Malou est parfaite dans son rôle de tour opérator, car elle n'opére pas à torts et à travers. Elle compulse moults documents et sites internet, à dessein de nous concocter quelques excursions toujours pleines d'attraits. Le sujet du moment s'appelle "Adoo elephant park".... une reserve qui, commencée il y a seulement quelques années avec 6 bestioles, en compte à ce jour plus de cinq cents, à tel point qu'il est devenu urgent de réguler....et donc, quelqu'un a émis l'intéressante idée d'avoir recours à la contraception pour freiner un peu la prolifération pachydermique trépidante......Je me marre, bêtement, en imaginant la débrouillardise africaine au service de la régulation des naissances en milieu éléphantesque......j'imagine bien une mégacapote, taillée dans une chambre à air de camion......avec un noeud au bout.....Et qui c'est qui va le mettre en place, cet élastique?.....pourquoi pas un ex-inséminateur, réduit au chômdu par ces nouvelles dispositions. Et, au fait, comment procédait-il cet inséminateur, du temps ou il procréait? j'imagine que son bras ne devait pas suffire.....c'est bien plus gros qu'une vache, un éléphant.....peut-être rentrait-il tout entier dans la caverne vaginale, vétu d'un genre de combinaison de plongée, en poussant devant lui un jerrican de foutre en forme d'obus......ouah le stress! et si tout à coup l'éléphante est prise d'un orgasme dévastateur....le type se transforme immédiatement en homme-canon à l'envers, dégoulinant comme un beignet.....quelle horreur.....mais où diverge-je encore?....

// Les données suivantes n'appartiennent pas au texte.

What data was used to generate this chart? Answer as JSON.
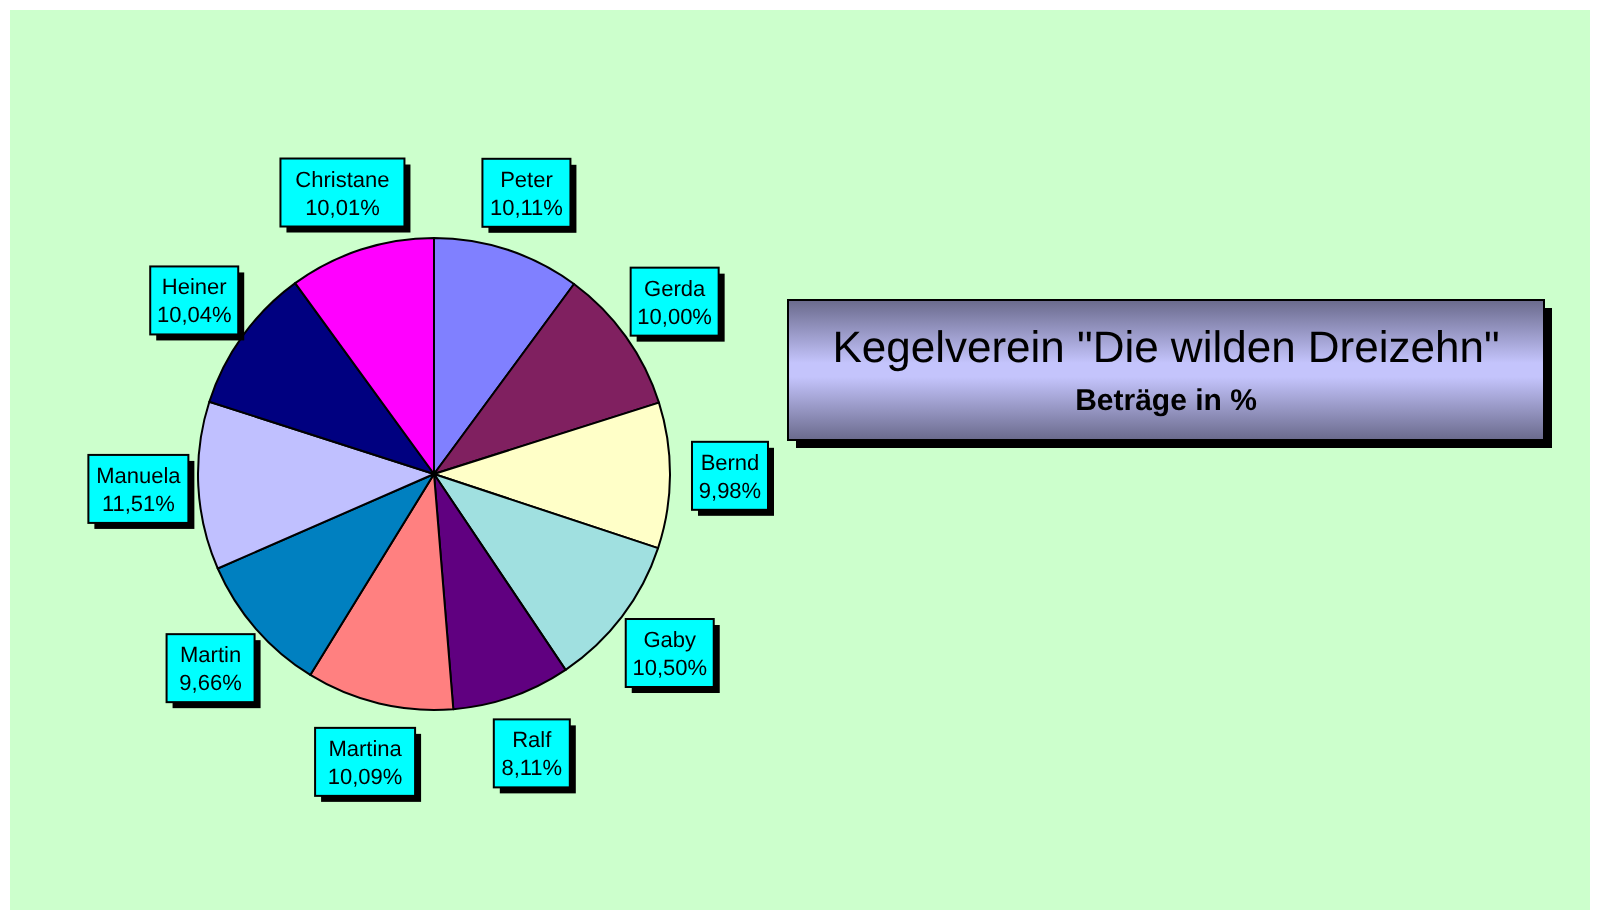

Samedi 15 Décembre; le minibus, réservé hier par Malou, est bien là, à l'heure dite. Nous sommes ses seuls clients, on ne va donc pas être à l'étroit? Direction les townships, d'où notre guide est lui-même issu, ce qui lui permet de bien maitriser son sujet. Bien sûr, l'endroit n'est pas très festif, surtout que nous démarrons la visite par un quartier assez ancien..... exprès, de manière à nous émouvoir au maximum; pourtant, malgré le manque flagrant de confort et de modernité, ce dénuement est encore bien éloigné de celui de la grande majorité des malgaches. Curieuse coïncidence, c'est aujourd'hui le début des obsèques de celui qui a fait évoluer les choses pour tous ces gens, Nelson Mandela dit "Madiba".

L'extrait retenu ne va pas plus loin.